Damit angefangen, dass hier wie dort die Anfänge gern in die blaue Ferne verlegt werden. Wir sprechen heute salopp von antiker Kunst, aber damals gab es nur Handwerk. Fußball wird angeblich seit 4000 Jahren gespielt, indessen war das chinesische Cuju kein Freizeit- oder Profi-Sport, sondern eine strikt militärische Übung.

Wenn Museen ein Werk aufnehmen, ist es Kunst

Im Sport wie in der Kunst verschieben avantgardistische Ideen notorisch die Grenzen. Als Marcel Duchamp 1917 in New York anonymerweise ein Urinal ausstellen wollte, wurde es abgelehnt. Begründung: keine Kunst. Heute gilt seine "Fontain" als Meilenstein.
Unbekannt ist, wie viele Kicker 1871 das Verbot des Handspiels abgelehnt haben. Sicher ist, dass Fußball ohne Handspiel jene scharfe Kontur erhielt, durch die es zur Weltsportart wurde. Und noch eine Parallele: Wenn die großen Kunst-Museen ein Werk aufnehmen, dann ist es Kunst, basta! So wie eine Sportart unzweifelhaft Sport ist, wenn sie olympische Weihen erhält.

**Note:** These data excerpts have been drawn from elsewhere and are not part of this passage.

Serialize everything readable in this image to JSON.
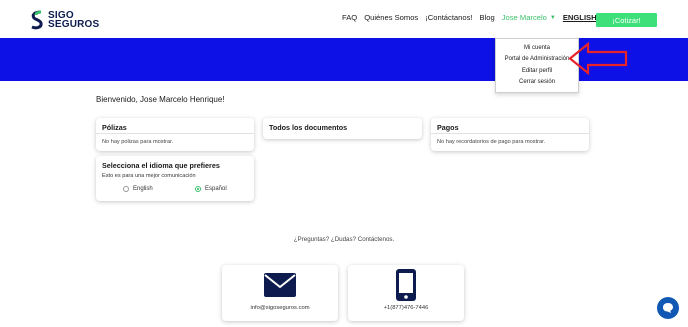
{
  "brand": {
    "line1": "SIGO",
    "line2": "SEGUROS",
    "color": "#0d1b4f",
    "accent": "#3bbf6a"
  },
  "nav": {
    "items": [
      "FAQ",
      "Quiénes Somos",
      "¡Contáctanos!",
      "Blog"
    ],
    "user": "Jose Marcelo",
    "language": "ENGLISH",
    "cta": "¡Cotizar!"
  },
  "banner": {
    "color": "#0d11e6"
  },
  "dropdown": {
    "items": [
      "Mi cuenta",
      "Portal de Administración",
      "Editar perfil",
      "Cerrar sesión"
    ]
  },
  "welcome": "Bienvenido, Jose Marcelo Henrique!",
  "cards": {
    "polizas": {
      "title": "Pólizas",
      "text": "No hay polizas para mostrar."
    },
    "documentos": {
      "title": "Todos los documentos"
    },
    "pagos": {
      "title": "Pagos",
      "text": "No hay recordatorios de pago para mostrar."
    },
    "idioma": {
      "title": "Selecciona el idioma que prefieres",
      "subtitle": "Esto es para una mejor comunicación",
      "options": [
        "English",
        "Español"
      ],
      "selected": "Español"
    }
  },
  "contact": {
    "prompt": "¿Preguntas? ¿Dudas? Contáctenos.",
    "email": "info@sigoseguros.com",
    "phone": "+1(877)476-7446"
  }
}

Allerdings: Manche Kunst-Werke fliegen auch wieder raus oder sterben den Tod im Depot; so wie Polo, Cricket, Kunstreiten und Tauziehen ihren einstigen olympischen Status wieder einbüßten. Aber warum gilt Polo weiterhin als Sport, Tauziehen eher nicht? Wir sagten bereits: Eher holte Merkel Stabhochsprung-Gold, als dass solche Fragen endgültig geklärt würden.
Feststellen lässt sich immerhin, dass Kunst und Sport heute in einer fruchtbaren Beziehung stehen. Denn die Kunst des Dopings ist unbestreitbar ein Kern-Merkmal des Sports.